Esta semana, o Padrão de D. João I, um monumento gótico em Guimarães que celebra a vitória em Aljubarrota, foi parcialmente destruído. Originalmente erguido no século XVI e reconstruído no século XX, já tinha sido restaurado e deslocado ao longo da sua história, refletindo o esforço continuado para preservar a memória coletiva.

As autoridades locais ficaram chocadas com o sucedido e a revolta da população foi manifesta nas redes sociais, tendo a indignação crescido ao longo das horas que se seguiram ao ataque.

A Junta de Freguesia de Creixomil publicou uma nota nas redes sociais a dar conta do que tinha acontecido e a informar que a Polícia Municipal e a PSP tinham assumido a ocorrência, investigando se se tratou de vandalismo efetivo ou de acidente. As pedras do monumento são pesadas e deitá-las abaixo implica o uso de grande força, pelo que é importante entender como tudo aconteceu.

Num comunicado posterior, o Ministério da Cultura refere que  "lamenta profundamente a ocorrência deste episódio, tendo agido na consciência de que a minimização dos danos não resolverá ainda as grandes questões da responsabilidade coletiva sobre o Património e o incontornável respeito que sobre ele deve presidir". "Essa é, justamente, uma das grandes batalhas a desenvolver pelo ministério da Cultura – a consciência patrimonial conquistada pela Educação e pela Cultura, com repercussões sociais ativas na convivência pacífica entre as comunidades e os registos materiais que chegam até nós", pode ainda ler-se.

Não é o primeiro episódio de vandalismo (neste caso, alegado vandalismo) e, talvez e infelizmente, não seja o último contra património histórico.

Por exemplo, a estátua do Padre António Vieira, missionário jesuíta conhecido pela sua defesa dos povos indígenas no Brasil colonial, foi em 2020 alvo de pichagens com a palavra “descoloniza”. Geraram-se debates intensos sobre o papel da memória histórica e a preservação do património.
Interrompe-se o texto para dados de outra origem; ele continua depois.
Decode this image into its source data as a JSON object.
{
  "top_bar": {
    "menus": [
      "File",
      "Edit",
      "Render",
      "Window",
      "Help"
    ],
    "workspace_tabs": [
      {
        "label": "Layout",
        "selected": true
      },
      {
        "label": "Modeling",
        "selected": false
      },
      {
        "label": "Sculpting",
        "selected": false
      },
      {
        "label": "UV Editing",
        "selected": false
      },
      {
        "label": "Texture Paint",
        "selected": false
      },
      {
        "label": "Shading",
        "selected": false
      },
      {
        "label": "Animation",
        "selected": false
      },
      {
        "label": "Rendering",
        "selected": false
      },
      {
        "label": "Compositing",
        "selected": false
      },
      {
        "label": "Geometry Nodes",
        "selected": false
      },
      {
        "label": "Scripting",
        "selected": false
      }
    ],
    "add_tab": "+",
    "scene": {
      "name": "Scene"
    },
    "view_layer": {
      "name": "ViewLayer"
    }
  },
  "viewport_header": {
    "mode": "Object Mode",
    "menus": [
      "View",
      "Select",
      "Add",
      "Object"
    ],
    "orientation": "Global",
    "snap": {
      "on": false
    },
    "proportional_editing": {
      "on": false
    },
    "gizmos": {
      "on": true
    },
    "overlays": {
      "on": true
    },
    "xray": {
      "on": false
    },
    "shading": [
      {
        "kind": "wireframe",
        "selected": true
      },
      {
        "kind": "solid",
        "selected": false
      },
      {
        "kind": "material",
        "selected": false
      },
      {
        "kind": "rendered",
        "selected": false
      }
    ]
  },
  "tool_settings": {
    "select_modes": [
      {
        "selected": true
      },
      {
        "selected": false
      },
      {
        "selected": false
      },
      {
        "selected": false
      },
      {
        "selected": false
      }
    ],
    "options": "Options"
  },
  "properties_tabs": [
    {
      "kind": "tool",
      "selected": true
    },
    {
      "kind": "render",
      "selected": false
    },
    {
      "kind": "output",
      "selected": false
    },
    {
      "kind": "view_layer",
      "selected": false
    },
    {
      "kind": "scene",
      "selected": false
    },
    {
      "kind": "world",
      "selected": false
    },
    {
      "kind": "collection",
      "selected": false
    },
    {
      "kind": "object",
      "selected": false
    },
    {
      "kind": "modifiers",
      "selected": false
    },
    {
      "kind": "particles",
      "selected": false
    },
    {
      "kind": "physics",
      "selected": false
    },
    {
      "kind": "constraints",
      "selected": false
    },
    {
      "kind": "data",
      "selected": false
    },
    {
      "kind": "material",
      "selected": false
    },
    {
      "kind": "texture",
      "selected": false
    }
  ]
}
A questão da visibilidade de alguns painéis também já mereceu reparos de alguns responsáveis culturais e políticos. Houve até quem propusesse a demolição de monumentos como o Padrão dos Descobrimentos, o que, além da nossa incredulidade, nos merece atenção pela aleivosia.

Enquanto em relação à memória do paleolítico superior e do neolítico, as vozes se uniram (“as gravuras não sabem nadar”, berrámos há 30 anos, conseguindo empurrar uma barragem), em relação à destruição de memória mais recente ouvimos por vezes uns vivas.

Mas, até esse património mais longínquo, é hoje alvo de ataques sem explicação. E vale a pena trazer até aqui um acontecimento recente: em 2022, o sítio do Lapedo, em Leiria, que preserva a memória de uma criança com 25 mil anos, foi brutalmente vandalizado. É isso mesmo: foi vandalizado o local que preserva uma memória de uma criança que morreu há milénios e que é, como se pode ler no artigo do Público que pode ser consultadi no link, um marco na paleoantropologia internacional "por se tratar do primeiro enterramento Paleolítico escavado na Península Ibérica e porque a criança apresenta traços de neandertal e de Homo sapiens".
Se tivesse sobrevivido até à idade adulta, seria provavelmente ancestral direto de muitos de nós – e isto não é uma romantização.

Em 2022, houve vandalização no sítio arqueológico. Perdeu-se parte de um registo inestimável a nível mundial. Agora em 2024, na noite de 30 para 31 de julho, houve vandalização do património histórico de Guimarães.

É vital que encontremos um equilíbrio entre a reavaliação crítica do passado e a preservação dos marcos. O vandalismo e a supressão não devem ser a resposta para os debates históricos; pelo contrário, devemos promover uma maior compreensão e diálogo sobre o significado dos nossos monumentos, garantindo que são protegidos para as gerações futuras.

Estes atos sublinham a fragilidade dos nossos tesouros históricos e a necessidade urgente de um compromisso renovado com a sua proteção. O património que herdamos, sejam riscos pré-históricos ou um monumento que celebra a glória de um passado real, é uma parte essencial da nossa identidade coletiva. A destruição destas memórias materiais é uma perda para todos nós, um golpe nas histórias que nos definem e nos relacionam com o que fomos.

A perda de parcelas da história é irreparável. O que se passou não pode ser reescrito, mas pode ser sarado. Tal como os nossos avós, que tentaram sarar a dor ao fazer o funeral de uma criança querida que viram morrer.